Я прервал с ним тогда все сношения. Бакунин хотя и спорил горячо, но стал призадумываться, его революционный такт - толкал его в другую сторону. Белинский упрекал его в слабости, в уступках и доходил до таких преувеличенных крайностей, что пугал своих собственных приятелей и почитателей. Хор был за Белинского и смотрел на нас свысока, гордо пожимая плечами и находя нас людьми отсталыми.
Середь этой междоусобицы я увидел необходимость ex ipso fonte bibere8 и серьезно занялся Гегелем. Я ду(16)маю даже, что человек, не переживший "Феноменологии" Гегеля и "Противуречий общественной экономии" Прудона, Не перешедший через этот горн и этот закал - не полон, не современен.
Когда я привык к языку Гегеля и овладел его методой, я стал разглядывать, что Гегель гораздо ближе к нашему воззрению, чем к воззрению своих последователей, таков он в первых сочинениях, таков везде, где его гений закусывал удила и несся вперед, забывая "бранденбургские ворота". Философия Гегеля - алгебра революции, она необыкновенно освобождает человека и не оставляет камня на камне от мира христианского, от мира преданий, переживших себя. Но она, может с намерением, дурно формулирована.
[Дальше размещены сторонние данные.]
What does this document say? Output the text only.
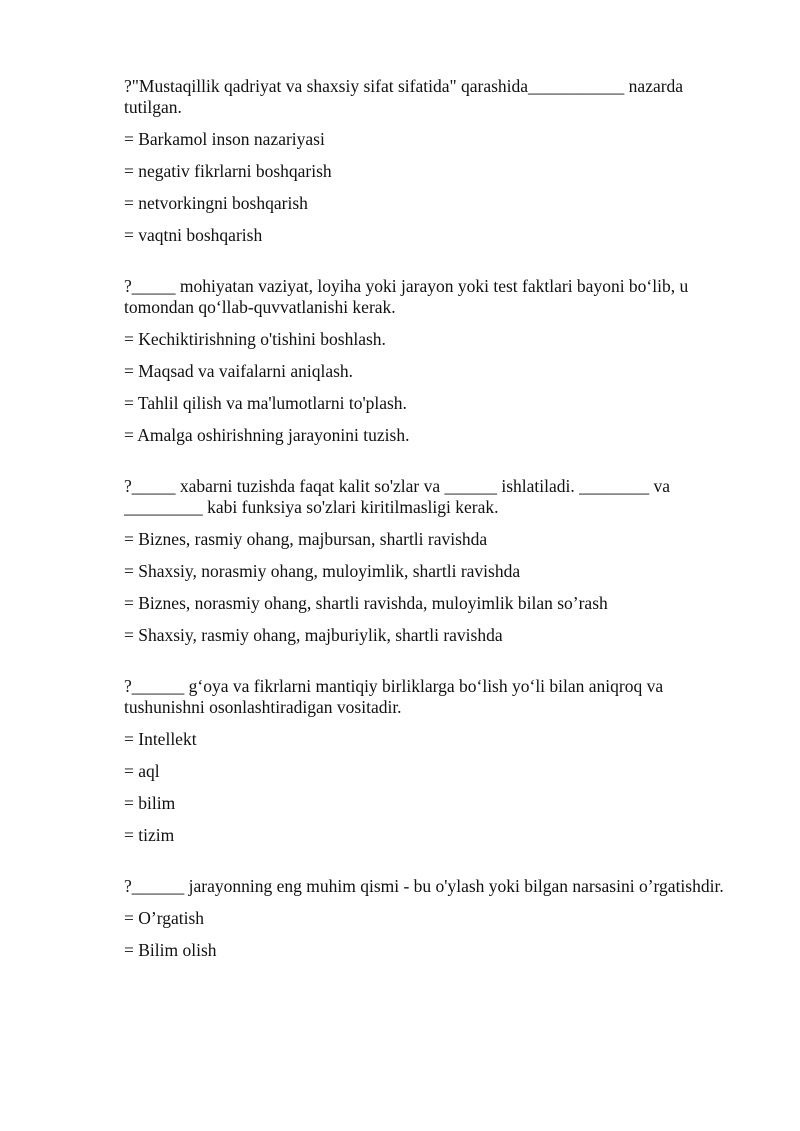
?"Mustaqillik qadriyat va shaxsiy sifat sifatida" qarashida___________ nazarda tutilgan.
= Barkamol inson nazariyasi
= negativ fikrlarni boshqarish
= netvorkingni boshqarish
= vaqtni boshqarish
?_____ mohiyatan vaziyat, loyiha yoki jarayon yoki test faktlari bayoni bo‘lib, u tomondan qo‘llab-quvvatlanishi kerak.
= Kechiktirishning o'tishini boshlash.
= Maqsad va vaifalarni aniqlash.
= Tahlil qilish va ma'lumotlarni to'plash.
= Amalga oshirishning jarayonini tuzish.
?_____ xabarni tuzishda faqat kalit so'zlar va ______ ishlatiladi. ________ va _________ kabi funksiya so'zlari kiritilmasligi kerak.
= Biznes, rasmiy ohang, majbursan, shartli ravishda
= Shaxsiy, norasmiy ohang, muloyimlik, shartli ravishda
= Biznes, norasmiy ohang, shartli ravishda, muloyimlik bilan so’rash
= Shaxsiy, rasmiy ohang, majburiylik, shartli ravishda
?______ g‘oya va fikrlarni mantiqiy birliklarga bo‘lish yo‘li bilan aniqroq va tushunishni osonlashtiradigan vositadir.
= Intellekt
= aql
= bilim
= tizim
?______ jarayonning eng muhim qismi - bu o'ylash yoki bilgan narsasini o’rgatishdir.
= O’rgatish
= Bilim olish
Так, как в математике - только там с большим правом - не возвращаются к определению пространства, движения, сил, а продолжают диалектическое развитие их свойств и законов; так и в формальном понимании философии, привыкнув однажды к началам, продолжают одни выводы. Новый человек, не забивший себя методой, обращающейся в привычку, именно за эти-то предания, за эти догматы, принимаемые за мысли, и цепляется. Людям, давно занимающимся и, следственно, не беспристрастным, кажется удивительным, как другие не понимают вещей "совершенно ясных".
Как не понять такую простую мысль, как, например, что "душа бессмертна, а что умирает одна личность", - мысль, так успешно развитая берлинским Михелетом в его книге. Или еще более простую истину, что безусловный дух есть личность, сознающая себя через мир, а между тем имеющая и свое собственное самопознание.
Все эти вещи казались до того легки нашим друзьям, они так улыбались "французским" возражениям, что я был на некоторое время подавлен ими и работал, и работал, чтоб дойти до отчетливого понимания их философского jargon9.
По счастию, схоластика так же мало свойственна мне, как мистицизм, я до того натянул ее лук, что тетива порвалась и повязка упала. Странное дело, спор с дамой привел меня к этому. (17)
В Новгороде, год спустя, познакомился я с одним генералом. Познакомился я с ним потому, что он всего меньше был похож на генерала.
В его доме было тяжело, в воздухе были слезы, тут, очевидно, прошла смерть. Седые волосы рано покрыли его голову, и добродушно-грустная улыбка больше выражала страданий, нежели морщины. Ему было лет пятьдесят. След судьбы, обрубившей живые ветви, еще яснее виднелся на бледном, худом лице его жены. У них было слишком тихо. Генерал занимался механикой, его жена по утрам давала французские уроки каким-то бедным девочкам; когда они уходили, она принималась читать, и один цветы, которых было много, напоминали иную, благоуханную, светлую жизнь, да еще игрушки в шкапе, - только ими никто не играл.
У них было трое детей, два года перед тем умер девятилетний мальчик, необыкновенно даровитый; через несколько месяцев умер другой ребенок от скарлатины; мать бросилась в деревню спасать последнее дитя переменой воздуха и через несколько дней воротилась; с ней в карете был гробик.